From: Chris Howard
Remote Name: 18.104.22.168
Time: 09:00 AM
I was excited to see my first Yellow-billed Cuckoo in California at the Dixon Green Gate Cottonwoods this morning (5 June) at 6:30AM. The bird was silent for the 30 seconds or so I watched it. It flew in short, graceful flights amongst the high cottonwood branches. With binoculars I could easily see the long decurved yellow bill (maybe some dark on the culmen?), dark face patch, white chin and throat, uniformly chocolate brown back, and a slight rufous tinge to the brown, droopy wings. Despite the quick response by other birders, the bird was not refound. This bird was certainly in migration, as the riparian habitat in the immidiate area is not extensive enough to suit it's breeding requirements.

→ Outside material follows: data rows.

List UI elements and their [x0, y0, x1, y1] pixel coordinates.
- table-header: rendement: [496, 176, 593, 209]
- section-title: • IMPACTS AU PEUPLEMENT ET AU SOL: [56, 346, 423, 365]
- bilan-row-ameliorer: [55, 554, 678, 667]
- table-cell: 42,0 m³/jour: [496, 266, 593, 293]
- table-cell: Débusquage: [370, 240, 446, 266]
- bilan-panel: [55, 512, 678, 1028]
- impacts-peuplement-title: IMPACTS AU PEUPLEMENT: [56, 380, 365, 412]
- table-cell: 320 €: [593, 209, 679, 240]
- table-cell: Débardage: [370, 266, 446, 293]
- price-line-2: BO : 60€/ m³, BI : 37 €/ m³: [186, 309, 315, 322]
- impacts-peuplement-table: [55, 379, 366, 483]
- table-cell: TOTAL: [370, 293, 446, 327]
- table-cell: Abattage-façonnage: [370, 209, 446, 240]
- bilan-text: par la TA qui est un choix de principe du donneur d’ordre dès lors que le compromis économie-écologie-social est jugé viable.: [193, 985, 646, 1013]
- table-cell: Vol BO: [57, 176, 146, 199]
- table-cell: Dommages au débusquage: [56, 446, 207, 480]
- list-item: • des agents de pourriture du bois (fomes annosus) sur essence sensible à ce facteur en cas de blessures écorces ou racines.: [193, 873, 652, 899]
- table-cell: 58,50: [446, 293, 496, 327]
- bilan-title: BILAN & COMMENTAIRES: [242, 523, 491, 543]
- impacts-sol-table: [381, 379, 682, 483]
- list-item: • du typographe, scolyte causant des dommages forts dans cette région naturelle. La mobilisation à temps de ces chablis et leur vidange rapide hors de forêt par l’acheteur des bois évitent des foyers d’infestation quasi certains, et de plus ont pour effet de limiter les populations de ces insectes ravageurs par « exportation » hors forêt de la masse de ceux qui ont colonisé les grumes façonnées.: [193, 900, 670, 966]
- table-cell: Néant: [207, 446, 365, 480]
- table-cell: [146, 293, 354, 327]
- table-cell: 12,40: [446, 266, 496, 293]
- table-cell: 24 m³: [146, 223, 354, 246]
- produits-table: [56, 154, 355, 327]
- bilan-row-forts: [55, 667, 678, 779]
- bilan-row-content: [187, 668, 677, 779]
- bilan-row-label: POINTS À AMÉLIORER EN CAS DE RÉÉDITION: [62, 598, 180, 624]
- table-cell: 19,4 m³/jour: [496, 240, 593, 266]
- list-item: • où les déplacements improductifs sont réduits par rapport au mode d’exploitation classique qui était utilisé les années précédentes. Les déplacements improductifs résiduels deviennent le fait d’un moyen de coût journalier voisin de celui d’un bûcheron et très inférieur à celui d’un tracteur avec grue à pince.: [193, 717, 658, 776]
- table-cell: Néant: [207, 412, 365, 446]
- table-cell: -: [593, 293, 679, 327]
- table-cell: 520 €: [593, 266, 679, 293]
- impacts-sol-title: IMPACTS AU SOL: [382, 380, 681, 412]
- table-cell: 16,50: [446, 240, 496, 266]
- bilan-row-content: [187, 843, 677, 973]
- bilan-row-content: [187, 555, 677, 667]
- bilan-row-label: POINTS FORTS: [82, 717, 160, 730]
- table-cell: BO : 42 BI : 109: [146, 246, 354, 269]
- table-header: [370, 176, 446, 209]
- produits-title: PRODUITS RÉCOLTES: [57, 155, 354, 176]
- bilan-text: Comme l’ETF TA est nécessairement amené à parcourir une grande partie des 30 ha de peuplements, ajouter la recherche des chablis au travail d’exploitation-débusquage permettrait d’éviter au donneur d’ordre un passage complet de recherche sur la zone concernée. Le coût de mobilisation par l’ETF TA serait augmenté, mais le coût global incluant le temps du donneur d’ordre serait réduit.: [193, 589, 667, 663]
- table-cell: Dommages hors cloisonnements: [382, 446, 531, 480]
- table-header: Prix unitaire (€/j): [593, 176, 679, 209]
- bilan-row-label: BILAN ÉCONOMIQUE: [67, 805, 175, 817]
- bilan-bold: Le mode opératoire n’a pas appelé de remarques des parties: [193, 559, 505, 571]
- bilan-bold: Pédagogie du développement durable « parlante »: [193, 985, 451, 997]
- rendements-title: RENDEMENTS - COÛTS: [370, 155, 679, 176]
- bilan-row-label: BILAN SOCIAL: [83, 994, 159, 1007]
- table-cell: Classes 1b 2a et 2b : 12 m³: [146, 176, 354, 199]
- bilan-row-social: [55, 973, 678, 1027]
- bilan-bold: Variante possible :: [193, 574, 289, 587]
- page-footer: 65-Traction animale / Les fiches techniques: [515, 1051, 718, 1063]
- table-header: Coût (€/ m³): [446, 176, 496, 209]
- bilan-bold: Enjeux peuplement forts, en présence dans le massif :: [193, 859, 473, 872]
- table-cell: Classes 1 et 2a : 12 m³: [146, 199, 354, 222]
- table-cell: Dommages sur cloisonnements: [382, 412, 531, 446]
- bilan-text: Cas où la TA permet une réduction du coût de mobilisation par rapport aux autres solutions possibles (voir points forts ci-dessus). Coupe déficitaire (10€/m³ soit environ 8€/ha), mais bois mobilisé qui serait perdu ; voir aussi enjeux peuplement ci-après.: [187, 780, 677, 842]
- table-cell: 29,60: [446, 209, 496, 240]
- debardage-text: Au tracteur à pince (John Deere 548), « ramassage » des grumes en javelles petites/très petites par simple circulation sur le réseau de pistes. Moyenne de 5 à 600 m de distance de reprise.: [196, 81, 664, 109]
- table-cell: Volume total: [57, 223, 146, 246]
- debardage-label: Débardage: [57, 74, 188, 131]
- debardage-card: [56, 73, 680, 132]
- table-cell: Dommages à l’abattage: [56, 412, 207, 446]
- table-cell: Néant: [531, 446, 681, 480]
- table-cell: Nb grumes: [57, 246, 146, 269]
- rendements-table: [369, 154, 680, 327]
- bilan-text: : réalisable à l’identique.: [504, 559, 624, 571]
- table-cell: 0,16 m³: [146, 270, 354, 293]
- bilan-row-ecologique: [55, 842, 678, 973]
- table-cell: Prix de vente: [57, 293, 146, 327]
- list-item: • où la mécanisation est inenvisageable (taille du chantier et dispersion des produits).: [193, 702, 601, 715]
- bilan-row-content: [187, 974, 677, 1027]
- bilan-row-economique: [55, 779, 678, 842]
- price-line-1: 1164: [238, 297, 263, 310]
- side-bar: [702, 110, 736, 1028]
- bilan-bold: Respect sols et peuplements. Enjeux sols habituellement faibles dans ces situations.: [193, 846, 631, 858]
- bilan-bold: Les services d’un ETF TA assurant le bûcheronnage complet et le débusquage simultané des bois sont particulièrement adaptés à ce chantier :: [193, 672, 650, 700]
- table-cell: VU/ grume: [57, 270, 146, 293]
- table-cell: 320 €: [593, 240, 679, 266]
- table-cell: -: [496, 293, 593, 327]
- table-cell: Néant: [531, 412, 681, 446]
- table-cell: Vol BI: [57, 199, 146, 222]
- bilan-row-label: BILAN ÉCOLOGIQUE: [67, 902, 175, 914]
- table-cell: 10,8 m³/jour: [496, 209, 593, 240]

The Yellow-billed Cuckoo, a state-listed endangered species, has become a critically rare breeding bird in Califonia. In surveys conducted in 1986 and 1987 by Steve Laymon, only 30-33 pairs were found in all of California. Loss of riparian forest habitat is the reason for the decline of this once common bird (Grinnell, 1915). Last year Debby Parker found one individual in migration on 4 June in the Dixon Lane area. That cuckoos are still migrating to the Owens Valley underscores the importance of protecting and improving what little riparian habitat remains.